Legal Interpretation by Big Data
Brooklyn Law School
Friday, October 12, 2018
513 Lattimore Hall
Over the past eight years, legal analysts have begun using linguistic corpora in statutory and constitutional interpretation. Judges often presume that the legislature intends the words in laws to be understood in their ordinary sense. Similarly, the originalist movement in constitutional interpretation search for what they call “original public meaning” of terms in the Constitution. By this they mean the meaning that an educated person, living at that time, would typically assign to the term. A typical illustration is that “domestic violence” probably meant “armed insurrection” rather than “spousal abuse” at the time, and therefore, the Constitution should be understood accordingly.
Using the BYU corpora COCA (Corpus of Contemporary American English), COHA (Corpus of Historical American English), and a new corpus of 18th century American English. Analysts have been drawing inferences of legislative intent based on the relative frequency of one sense over another in the relevant corpus.
This practice has generated concern among some writers. I am among them.
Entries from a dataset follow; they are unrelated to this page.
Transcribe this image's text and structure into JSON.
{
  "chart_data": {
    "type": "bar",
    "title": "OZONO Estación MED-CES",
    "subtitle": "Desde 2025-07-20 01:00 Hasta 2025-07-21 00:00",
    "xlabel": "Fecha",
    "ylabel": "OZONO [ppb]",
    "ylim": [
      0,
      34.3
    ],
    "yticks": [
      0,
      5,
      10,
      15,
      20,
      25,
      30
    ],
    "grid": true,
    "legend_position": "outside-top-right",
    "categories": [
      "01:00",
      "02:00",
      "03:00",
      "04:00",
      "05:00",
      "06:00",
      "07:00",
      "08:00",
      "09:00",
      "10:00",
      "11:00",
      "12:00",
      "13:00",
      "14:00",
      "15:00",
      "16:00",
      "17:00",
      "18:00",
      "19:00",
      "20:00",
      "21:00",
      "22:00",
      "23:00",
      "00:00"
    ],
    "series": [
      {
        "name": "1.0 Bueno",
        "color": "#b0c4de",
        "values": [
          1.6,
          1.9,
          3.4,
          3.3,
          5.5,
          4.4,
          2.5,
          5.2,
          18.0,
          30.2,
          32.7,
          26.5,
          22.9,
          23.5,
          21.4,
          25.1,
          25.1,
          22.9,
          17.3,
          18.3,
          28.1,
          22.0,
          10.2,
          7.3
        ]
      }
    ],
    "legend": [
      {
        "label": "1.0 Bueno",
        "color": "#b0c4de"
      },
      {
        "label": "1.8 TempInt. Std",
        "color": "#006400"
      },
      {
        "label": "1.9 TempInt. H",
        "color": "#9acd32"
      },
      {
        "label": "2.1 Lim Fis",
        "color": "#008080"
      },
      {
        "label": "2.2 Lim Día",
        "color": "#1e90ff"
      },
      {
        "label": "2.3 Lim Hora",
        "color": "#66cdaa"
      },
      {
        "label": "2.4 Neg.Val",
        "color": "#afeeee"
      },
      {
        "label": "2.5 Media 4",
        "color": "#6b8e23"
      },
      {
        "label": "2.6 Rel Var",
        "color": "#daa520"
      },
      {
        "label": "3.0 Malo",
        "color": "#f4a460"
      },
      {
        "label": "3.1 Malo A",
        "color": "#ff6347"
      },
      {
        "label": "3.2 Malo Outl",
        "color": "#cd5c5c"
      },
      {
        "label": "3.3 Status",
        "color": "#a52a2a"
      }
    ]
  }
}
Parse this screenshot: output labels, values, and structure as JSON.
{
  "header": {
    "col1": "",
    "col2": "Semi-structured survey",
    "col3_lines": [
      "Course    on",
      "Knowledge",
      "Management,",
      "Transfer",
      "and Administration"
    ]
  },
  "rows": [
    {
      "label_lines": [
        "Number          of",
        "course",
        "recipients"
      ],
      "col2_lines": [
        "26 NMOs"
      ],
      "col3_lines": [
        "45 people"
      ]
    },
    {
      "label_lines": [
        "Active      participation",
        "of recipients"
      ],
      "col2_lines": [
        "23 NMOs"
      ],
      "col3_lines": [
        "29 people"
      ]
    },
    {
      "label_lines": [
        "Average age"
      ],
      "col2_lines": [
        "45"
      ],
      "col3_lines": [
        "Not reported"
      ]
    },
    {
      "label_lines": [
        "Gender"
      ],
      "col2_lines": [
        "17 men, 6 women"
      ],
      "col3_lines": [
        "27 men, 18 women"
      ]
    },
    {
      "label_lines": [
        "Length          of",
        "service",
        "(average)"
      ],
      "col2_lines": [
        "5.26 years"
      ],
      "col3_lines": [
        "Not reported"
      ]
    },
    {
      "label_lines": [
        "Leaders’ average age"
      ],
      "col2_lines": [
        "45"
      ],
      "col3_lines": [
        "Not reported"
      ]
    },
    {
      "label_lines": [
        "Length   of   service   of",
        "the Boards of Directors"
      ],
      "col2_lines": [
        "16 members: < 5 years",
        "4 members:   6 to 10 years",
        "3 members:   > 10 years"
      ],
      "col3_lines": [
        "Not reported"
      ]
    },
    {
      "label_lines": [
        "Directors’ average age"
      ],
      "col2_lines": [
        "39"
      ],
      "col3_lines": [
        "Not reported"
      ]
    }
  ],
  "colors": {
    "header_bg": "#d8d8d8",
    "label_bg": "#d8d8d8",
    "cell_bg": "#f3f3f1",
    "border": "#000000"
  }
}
Linguist Tammy Gales and I have been attempting to establish criteria for the use of corpus analysis being most efficacious. Among them are appropriate reliance on the legal decision that ordinary meaning should prevail; an understanding of what makes ordinary meaning ordinary; knowing what search to conduct; avoiding excessive inferences from the absence of a sense in the relevant corpus; and choosing the right corpus. We have also begun to expand corpus analysis from reliance on relative frequency to making use of an analysis of collocates, among other corpus linguistic tools.
Others have argued that for contemporary laws, experimental survey studies may be more efficacious than corpus analysis. The presentation discusses this and other potential limitations of corpus methodology in legal interpretation.